Cuando el creyente se comporta como alguien que tiene la mente de Cristo, llega a ser luz para las naciones y sal de la tierra. Ese es el camino para la santificación, el actuar de acuerdo a la mente del Señor; para ello es necesario conocer quién es él y cuál es su doctrina. No se puede creer con la emoción si al mismo tiempo se niega el conocimiento de las enseñanzas de Jesús. El dijo que nadie iría a él a no ser que el Padre lo trajese, de tal forma que resulta inútil acudir por cuenta propia, por curiosidad religiosa, por tradición humana. Ese mismo Jesús dio gracias al Padre por haber escondido ciertas cosas del evangelio de la mente de los doctos y sabios del mundo, para darlas a conocer a los niños. Ese Jesús aseguró que hablaba en parábolas para que los que lo oyeran no entendiesen; el Señor rogó solamente por los que el Padre le había dado pero dejó por fuera de su oración al mundo: No ruego por el mundo, sino por los que me diste (Juan 17:9).
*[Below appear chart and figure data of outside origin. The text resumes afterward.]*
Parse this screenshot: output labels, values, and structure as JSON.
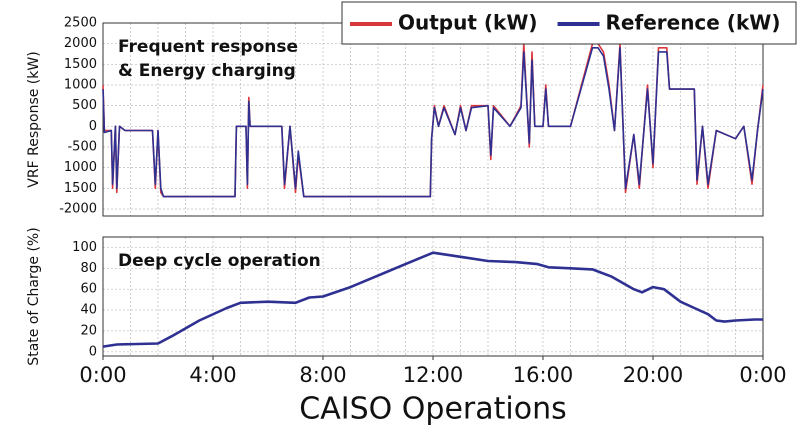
{
  "chart_data": [
    {
      "type": "line",
      "ylabel": "VRF Response (kW)",
      "annotation": [
        "Frequent response",
        "& Energy charging"
      ],
      "legend": "top-right",
      "grid": true,
      "xlim": [
        0,
        24
      ],
      "xgrid": [
        0,
        1,
        2,
        3,
        4,
        5,
        6,
        7,
        8,
        9,
        10,
        11,
        12,
        13,
        14,
        15,
        16,
        17,
        18,
        19,
        20,
        21,
        22,
        23,
        24
      ],
      "ylim": [
        -2170,
        2500
      ],
      "yticks": [
        2500,
        2000,
        1500,
        1000,
        500,
        0,
        -500,
        {
          "value": -1000,
          "label": "1000"
        },
        {
          "value": -1500,
          "label": "1500"
        },
        -2000
      ],
      "x": [
        0,
        0.05,
        0.3,
        0.35,
        0.45,
        0.5,
        0.6,
        0.8,
        1.8,
        1.9,
        2.0,
        2.1,
        2.2,
        4.8,
        4.85,
        5.2,
        5.25,
        5.3,
        5.35,
        6.5,
        6.6,
        6.8,
        7.0,
        7.1,
        7.3,
        11.9,
        11.95,
        12.05,
        12.2,
        12.4,
        12.8,
        13.0,
        13.2,
        13.4,
        14.0,
        14.1,
        14.2,
        14.8,
        15.2,
        15.3,
        15.5,
        15.6,
        15.7,
        16.0,
        16.1,
        16.2,
        17.0,
        17.8,
        18.0,
        18.2,
        18.4,
        18.6,
        18.8,
        19.0,
        19.3,
        19.5,
        19.8,
        20.0,
        20.2,
        20.5,
        20.6,
        21.5,
        21.6,
        21.8,
        22.0,
        22.3,
        23.0,
        23.3,
        23.6,
        23.8,
        24.0
      ],
      "series": [
        {
          "name": "Output (kW)",
          "color": "#d9363e",
          "values": [
            1000,
            -100,
            -100,
            -1500,
            0,
            -1600,
            0,
            -100,
            -100,
            -1500,
            -100,
            -1600,
            -1700,
            -1700,
            0,
            0,
            -1500,
            700,
            0,
            0,
            -1500,
            0,
            -1600,
            -700,
            -1700,
            -1700,
            -300,
            500,
            0,
            500,
            -200,
            500,
            -100,
            500,
            500,
            -800,
            500,
            0,
            500,
            2000,
            -500,
            1800,
            0,
            0,
            1000,
            0,
            0,
            2000,
            2000,
            1800,
            1000,
            -100,
            2000,
            -1600,
            -200,
            -1500,
            1000,
            -1000,
            1900,
            1900,
            900,
            900,
            -1400,
            0,
            -1500,
            -100,
            -300,
            0,
            -1400,
            -100,
            1000
          ]
        },
        {
          "name": "Reference (kW)",
          "color": "#2e3192",
          "values": [
            900,
            -150,
            -100,
            -1400,
            0,
            -1500,
            0,
            -100,
            -100,
            -1400,
            -100,
            -1500,
            -1700,
            -1700,
            0,
            0,
            -1400,
            600,
            0,
            0,
            -1400,
            0,
            -1500,
            -600,
            -1700,
            -1700,
            -300,
            450,
            0,
            450,
            -200,
            450,
            -100,
            450,
            500,
            -700,
            450,
            0,
            450,
            1800,
            -400,
            1600,
            0,
            0,
            900,
            0,
            0,
            1900,
            1900,
            1700,
            900,
            -100,
            1900,
            -1500,
            -200,
            -1400,
            900,
            -900,
            1800,
            1800,
            900,
            900,
            -1300,
            0,
            -1400,
            -100,
            -300,
            0,
            -1300,
            -100,
            900
          ]
        }
      ]
    },
    {
      "type": "line",
      "ylabel": "State of Charge (%)",
      "annotation": [
        "Deep cycle operation"
      ],
      "xlabel": "CAISO Operations",
      "grid": true,
      "xlim": [
        0,
        24
      ],
      "xgrid": [
        0,
        1,
        2,
        3,
        4,
        5,
        6,
        7,
        8,
        9,
        10,
        11,
        12,
        13,
        14,
        15,
        16,
        17,
        18,
        19,
        20,
        21,
        22,
        23,
        24
      ],
      "xticks": [
        {
          "value": 0,
          "label": "0:00"
        },
        {
          "value": 4,
          "label": "4:00"
        },
        {
          "value": 8,
          "label": "8:00"
        },
        {
          "value": 12,
          "label": "12:00"
        },
        {
          "value": 16,
          "label": "16:00"
        },
        {
          "value": 20,
          "label": "20:00"
        },
        {
          "value": 24,
          "label": "0:00"
        }
      ],
      "ylim": [
        -4,
        110
      ],
      "yticks": [
        100,
        80,
        60,
        40,
        20,
        0
      ],
      "x": [
        0,
        0.5,
        2.0,
        2.5,
        3.5,
        4.5,
        5.0,
        6.0,
        7.0,
        7.5,
        8.0,
        9.0,
        10.0,
        11.0,
        12.0,
        13.0,
        14.0,
        15.0,
        15.8,
        16.2,
        17.0,
        17.8,
        18.5,
        19.3,
        19.6,
        20.0,
        20.4,
        21.0,
        21.5,
        22.0,
        22.3,
        22.6,
        23.0,
        23.7,
        24.0
      ],
      "series": [
        {
          "color": "#2e3192",
          "values": [
            5,
            7,
            8,
            15,
            30,
            42,
            47,
            48,
            47,
            52,
            53,
            62,
            73,
            84,
            95,
            91,
            87,
            86,
            84,
            81,
            80,
            79,
            72,
            60,
            57,
            62,
            60,
            48,
            42,
            36,
            30,
            29,
            30,
            31,
            31
          ]
        }
      ]
    }
  ]
}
El evangelio de la gracia es el evangelio de la soberanía de Dios, quien tiene misericordia de quien quiere tenerla pero que endurece a quien quiere endurecer. Así se escribió de Esaú, el hermano de Jacob, ambos hijos de Isaac. De estos dos nietos de Abraham fue escogido Jacob como descendencia de Isaac para bendición; su hermano gemelo fue endurecido para ejercitar sobre él la ira y la justicia divina contra el pecado. El Dios soberano se exhibe en las Escrituras de principio a fin sin implorar o rogar al hombre muerto en delitos y pecados, extendiendo su mano solamente sobre los que Él eligió desde el principio. Y no eligió Dios a nadie mirando en sus obras, ya que la salvación es por gracia; pero sí odió Dios a Esaú aún antes de que hiciera bien o mal, antes de ser concebido.
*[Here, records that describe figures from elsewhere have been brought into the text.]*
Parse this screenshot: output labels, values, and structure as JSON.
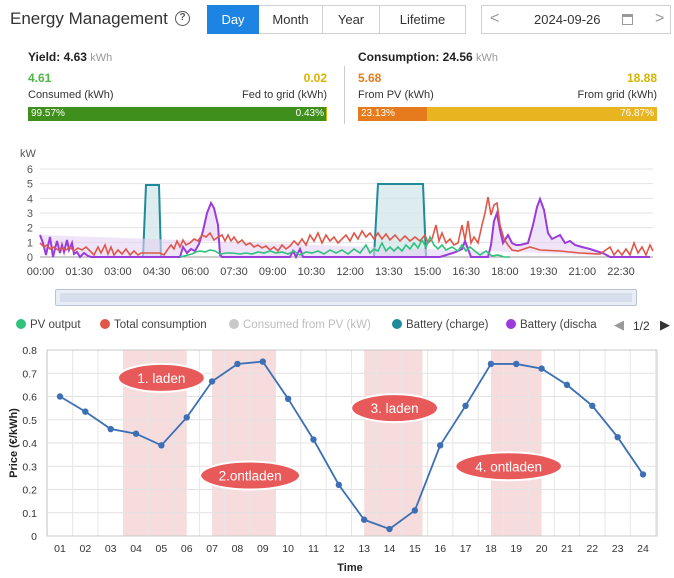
{
  "header": {
    "title": "Energy Management",
    "tabs": [
      {
        "label": "Day",
        "active": true
      },
      {
        "label": "Month",
        "active": false
      },
      {
        "label": "Year",
        "active": false
      },
      {
        "label": "Lifetime",
        "active": false
      }
    ],
    "date": "2024-09-26",
    "prev_arrow": "<",
    "next_arrow": ">"
  },
  "yield": {
    "label": "Yield:",
    "value": "4.63",
    "unit": "kWh",
    "consumed_value": "4.61",
    "fed_value": "0.02",
    "consumed_label": "Consumed (kWh)",
    "fed_label": "Fed to grid (kWh)",
    "consumed_pct": "99.57%",
    "fed_pct": "0.43%",
    "consumed_fraction": 0.9957
  },
  "consumption": {
    "label": "Consumption:",
    "value": "24.56",
    "unit": "kWh",
    "pv_value": "5.68",
    "grid_value": "18.88",
    "pv_label": "From PV (kWh)",
    "grid_label": "From grid (kWh)",
    "pv_pct": "23.13%",
    "grid_pct": "76.87%",
    "pv_fraction": 0.2313
  },
  "colors": {
    "accent": "#1d84e3",
    "yield_green": "#4cb847",
    "fed_yellow": "#d6b300",
    "bar_green": "#3f8f1c",
    "bar_orange": "#e57b1c",
    "bar_yellow": "#e8b420",
    "pv_output": "#2ec27e",
    "total_consumption": "#e0574a",
    "consumed_from_pv": "#c0c0c0",
    "battery_charge": "#1f8a9a",
    "battery_discharge": "#9b3bdc",
    "price_line": "#3d6fb5",
    "band": "#f3d0d0",
    "bubble": "#e85a5a"
  },
  "power_chart": {
    "y_unit": "kW",
    "y_ticks": [
      "0",
      "1",
      "2",
      "3",
      "4",
      "5",
      "6"
    ],
    "x_ticks": [
      "00:00",
      "01:30",
      "03:00",
      "04:30",
      "06:00",
      "07:30",
      "09:00",
      "10:30",
      "12:00",
      "13:30",
      "15:00",
      "16:30",
      "18:00",
      "19:30",
      "21:00",
      "22:30"
    ]
  },
  "legend": {
    "items": [
      {
        "label": "PV output",
        "color": "#2ec27e",
        "muted": false
      },
      {
        "label": "Total consumption",
        "color": "#e0574a",
        "muted": false
      },
      {
        "label": "Consumed from PV (kW)",
        "color": "#c8c8c8",
        "muted": true
      },
      {
        "label": "Battery (charge)",
        "color": "#1f8a9a",
        "muted": false
      },
      {
        "label": "Battery (discha",
        "color": "#9b3bdc",
        "muted": false
      }
    ],
    "page": "1/2"
  },
  "chart_data": {
    "type": "line",
    "title": "",
    "xlabel": "Time",
    "ylabel": "Price (€/kWh)",
    "categories": [
      "01",
      "02",
      "03",
      "04",
      "05",
      "06",
      "07",
      "08",
      "09",
      "10",
      "11",
      "12",
      "13",
      "14",
      "15",
      "16",
      "17",
      "18",
      "19",
      "20",
      "21",
      "22",
      "23",
      "24"
    ],
    "values": [
      0.6,
      0.535,
      0.46,
      0.44,
      0.39,
      0.51,
      0.665,
      0.74,
      0.75,
      0.59,
      0.415,
      0.22,
      0.07,
      0.03,
      0.11,
      0.39,
      0.56,
      0.74,
      0.74,
      0.72,
      0.65,
      0.56,
      0.425,
      0.265
    ],
    "ylim": [
      0,
      0.8
    ],
    "y_ticks": [
      "0",
      "0.1",
      "0.2",
      "0.3",
      "0.4",
      "0.5",
      "0.6",
      "0.7",
      "0.8"
    ],
    "bands": [
      {
        "from": 3.5,
        "to": 6.0
      },
      {
        "from": 7.0,
        "to": 9.5
      },
      {
        "from": 13.0,
        "to": 15.3
      },
      {
        "from": 18.0,
        "to": 20.0
      }
    ],
    "annotations": [
      {
        "text": "1. laden",
        "x": 5.0,
        "y": 0.68
      },
      {
        "text": "2.ontladen",
        "x": 8.5,
        "y": 0.26
      },
      {
        "text": "3. laden",
        "x": 14.2,
        "y": 0.55
      },
      {
        "text": "4. ontladen",
        "x": 18.7,
        "y": 0.3
      }
    ]
  }
}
En este punto son muchos los que llamándose cristianos a sí mismos renuncian a estos textos de la Biblia. Ellos argumentan que tal vez Dios amó menos a Esaú pero que jamás lo odió. Se escandalizan y avergüenzan de tener por cierto a ese Dios de las Escrituras, de tal forma que sus teólogos de turno suavizan las palabras del texto y hablan del auto-endurecimiento de Esaú. Pero la Escritura no es ambigua y denuncia semejante atrevimiento en la objeción, advirtiendo que Dios hace como quiere y que nadie puede decirle que haga de esta o de otra manera. Y no se trata de que Abraham haya fallado para que su nieto Esaú no haya sido llamado, sino que Dios es libre de llamar a sus escogidos y nadie puede persuadirlo de hacer otra cosa.
El Dios de la gracia nos ha enseñado a través de la vida de Abraham muchas cosas para nuestro beneficio. Resalta en ellas el hecho de que Sara fuese una mujer estéril y entrada en años, al tiempo en que Abraham también estaba viejo para el momento en que se le hizo la promesa del hijo por venir. Nosotros éramos estériles como lo es el resto del mundo, muertos en delitos y pecados, incapaces para dar a luz a un nuevo ser dentro de nosotros. Ha sido el Espíritu Divino que abrió la matriz de Sara e hizo fértil a Abraham, el que nos ha dado vida cuando estuvimos muertos. De no haber sido por ese pacto de gracia ¿quién podría ser salvo? Nos queda bajar la cabeza ante semejante Dios y reflexionar sobre su palabra, para ver qué tan cerca está Él de nosotros.